Doctors are supposed to help patients eat healthfully — but they’re not exactly dietary angels themselves.
Skipping from meeting (snacks provided) to conference (catered, with jumbo cookies) to lunch at the hospital cafeteria (sugary soda on the side), many fall into the same bad habits the rest of us do, consuming too many calories, gaining too much weight, and eating all the wrong foods.
At least one group of researchers thinks it’s time for this to change. Writing in the journal JAMA on Tuesday (subscription required), researchers from the Palo Alto Medical Foundation Research Institute, the Rand Corp. and UCLA called on physicians to forgo the pizza and burgers and start demanding more healthful fare at work.
Encouraging caterers and cafeterias to start supplying lower-calorie, fruit-and-veggie packed meals could set a standard — perhaps even inspiring other businesses that buy food for workers to also begin requesting those types of meals, the authors wrote.
“Maybe here physicians could take a lead in demanding healthier food be more available,” said Dr.
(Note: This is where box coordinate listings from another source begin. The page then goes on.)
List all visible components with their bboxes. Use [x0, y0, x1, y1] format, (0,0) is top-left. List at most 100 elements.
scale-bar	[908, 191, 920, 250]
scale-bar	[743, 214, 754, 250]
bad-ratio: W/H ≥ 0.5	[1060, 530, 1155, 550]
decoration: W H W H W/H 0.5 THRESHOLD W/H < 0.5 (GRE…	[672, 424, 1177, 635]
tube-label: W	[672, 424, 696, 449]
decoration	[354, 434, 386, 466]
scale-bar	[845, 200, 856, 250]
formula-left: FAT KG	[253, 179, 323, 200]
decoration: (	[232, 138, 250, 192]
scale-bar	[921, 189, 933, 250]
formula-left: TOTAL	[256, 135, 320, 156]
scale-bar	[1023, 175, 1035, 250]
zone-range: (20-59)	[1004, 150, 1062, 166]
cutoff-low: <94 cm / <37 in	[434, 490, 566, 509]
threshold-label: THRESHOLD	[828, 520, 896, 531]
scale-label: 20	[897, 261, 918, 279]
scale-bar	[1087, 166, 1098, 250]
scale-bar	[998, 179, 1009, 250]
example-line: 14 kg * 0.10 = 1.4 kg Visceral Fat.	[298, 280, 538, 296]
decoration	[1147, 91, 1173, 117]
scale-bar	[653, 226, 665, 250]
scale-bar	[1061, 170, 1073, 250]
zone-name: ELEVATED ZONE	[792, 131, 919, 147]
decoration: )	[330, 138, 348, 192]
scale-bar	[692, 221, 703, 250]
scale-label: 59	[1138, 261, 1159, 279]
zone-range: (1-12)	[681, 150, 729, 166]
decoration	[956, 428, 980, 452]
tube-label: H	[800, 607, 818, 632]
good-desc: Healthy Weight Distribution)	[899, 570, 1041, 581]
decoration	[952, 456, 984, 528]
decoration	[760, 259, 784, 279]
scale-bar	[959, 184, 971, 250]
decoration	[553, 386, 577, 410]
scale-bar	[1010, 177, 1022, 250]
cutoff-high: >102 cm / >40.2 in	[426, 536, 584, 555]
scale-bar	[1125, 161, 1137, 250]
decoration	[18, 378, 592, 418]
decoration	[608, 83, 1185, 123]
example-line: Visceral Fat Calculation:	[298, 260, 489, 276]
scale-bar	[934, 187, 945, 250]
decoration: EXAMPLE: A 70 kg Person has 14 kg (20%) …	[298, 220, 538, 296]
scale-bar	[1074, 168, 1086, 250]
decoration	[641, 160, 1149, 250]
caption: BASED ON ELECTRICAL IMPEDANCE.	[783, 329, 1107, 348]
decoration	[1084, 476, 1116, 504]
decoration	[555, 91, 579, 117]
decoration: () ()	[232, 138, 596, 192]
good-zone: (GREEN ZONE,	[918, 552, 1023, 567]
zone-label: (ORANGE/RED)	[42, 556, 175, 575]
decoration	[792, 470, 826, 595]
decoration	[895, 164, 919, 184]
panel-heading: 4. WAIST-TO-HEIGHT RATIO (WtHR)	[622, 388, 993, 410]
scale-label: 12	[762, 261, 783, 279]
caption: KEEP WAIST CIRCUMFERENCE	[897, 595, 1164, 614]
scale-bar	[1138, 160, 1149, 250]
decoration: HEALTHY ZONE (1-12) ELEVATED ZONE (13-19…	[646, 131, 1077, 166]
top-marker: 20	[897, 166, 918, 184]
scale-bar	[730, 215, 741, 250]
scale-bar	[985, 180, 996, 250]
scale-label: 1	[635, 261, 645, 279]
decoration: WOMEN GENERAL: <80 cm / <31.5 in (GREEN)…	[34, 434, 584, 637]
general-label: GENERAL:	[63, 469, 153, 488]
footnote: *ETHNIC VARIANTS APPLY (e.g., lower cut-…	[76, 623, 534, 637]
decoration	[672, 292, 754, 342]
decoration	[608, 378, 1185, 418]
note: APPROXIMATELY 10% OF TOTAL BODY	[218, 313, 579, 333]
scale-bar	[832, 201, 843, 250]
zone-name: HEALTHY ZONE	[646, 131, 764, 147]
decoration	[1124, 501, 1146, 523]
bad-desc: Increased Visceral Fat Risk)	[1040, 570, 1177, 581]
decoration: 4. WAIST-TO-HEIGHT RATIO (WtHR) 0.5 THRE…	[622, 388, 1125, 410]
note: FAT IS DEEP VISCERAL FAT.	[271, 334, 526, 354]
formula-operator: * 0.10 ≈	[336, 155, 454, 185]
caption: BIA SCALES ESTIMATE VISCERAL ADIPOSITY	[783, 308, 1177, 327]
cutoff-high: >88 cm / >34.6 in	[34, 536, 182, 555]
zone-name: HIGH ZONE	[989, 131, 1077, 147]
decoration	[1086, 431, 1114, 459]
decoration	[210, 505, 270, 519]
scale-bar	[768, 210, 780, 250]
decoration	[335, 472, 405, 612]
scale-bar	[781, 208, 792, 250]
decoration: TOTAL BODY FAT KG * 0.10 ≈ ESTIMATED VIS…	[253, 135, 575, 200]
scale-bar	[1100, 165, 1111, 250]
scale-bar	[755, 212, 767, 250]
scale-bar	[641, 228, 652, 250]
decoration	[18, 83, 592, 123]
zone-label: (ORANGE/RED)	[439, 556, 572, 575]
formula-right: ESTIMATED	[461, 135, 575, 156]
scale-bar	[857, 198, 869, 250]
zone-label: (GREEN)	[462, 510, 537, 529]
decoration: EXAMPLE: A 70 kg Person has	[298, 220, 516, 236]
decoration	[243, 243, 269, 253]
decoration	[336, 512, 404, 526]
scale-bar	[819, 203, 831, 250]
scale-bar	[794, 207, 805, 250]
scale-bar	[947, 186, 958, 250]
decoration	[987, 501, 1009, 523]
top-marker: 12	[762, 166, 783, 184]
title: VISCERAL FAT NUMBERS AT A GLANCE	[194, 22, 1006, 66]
Deborah A. Cohen, a Rand obesity researcher and one of the study’s coauthors.
Cohen doesn’t blame U.S. doctors — 44% of whom were reported to be overweight or obese in a 2004 study — for overeating. “Physicians are really no different than other Americans, in how they respond to available food,” she said. “If you go to lunch and all that’s available is something unhealthy, that’s what you’ll eat.”
The solution isn’t calling on doctors to exercise more will-power than the rest of us, she added. Rather, medical establishments should take the lead in nudging food vendors to serve better stuff in healthcare settings, “ensuring that what’s available in healthy.”
Such action would make doctors healthier, of course. But it also could help others. Researchers have shown that overweight physicians are less likely to counsel patients on obesity than medical providers of normal weight. Cohen and her coauthors also think that just as hospitals enforcing no-smoking rules led to nonsmoking campuses of all kinds across the U.S., guidelines requiring that hospital lunches or dinners don’t exceed 700 calories, for example, might influence all kinds of food providers to serve more appropriate portions.
“I think that the focus we’ve had on getting people to change behavior is misguided,” she said. “We should be talking about changing the environment.”
To help that happen, Cohen and colleagues will soon publish a report with recommendations for standards for “away-from-home meals,” she said.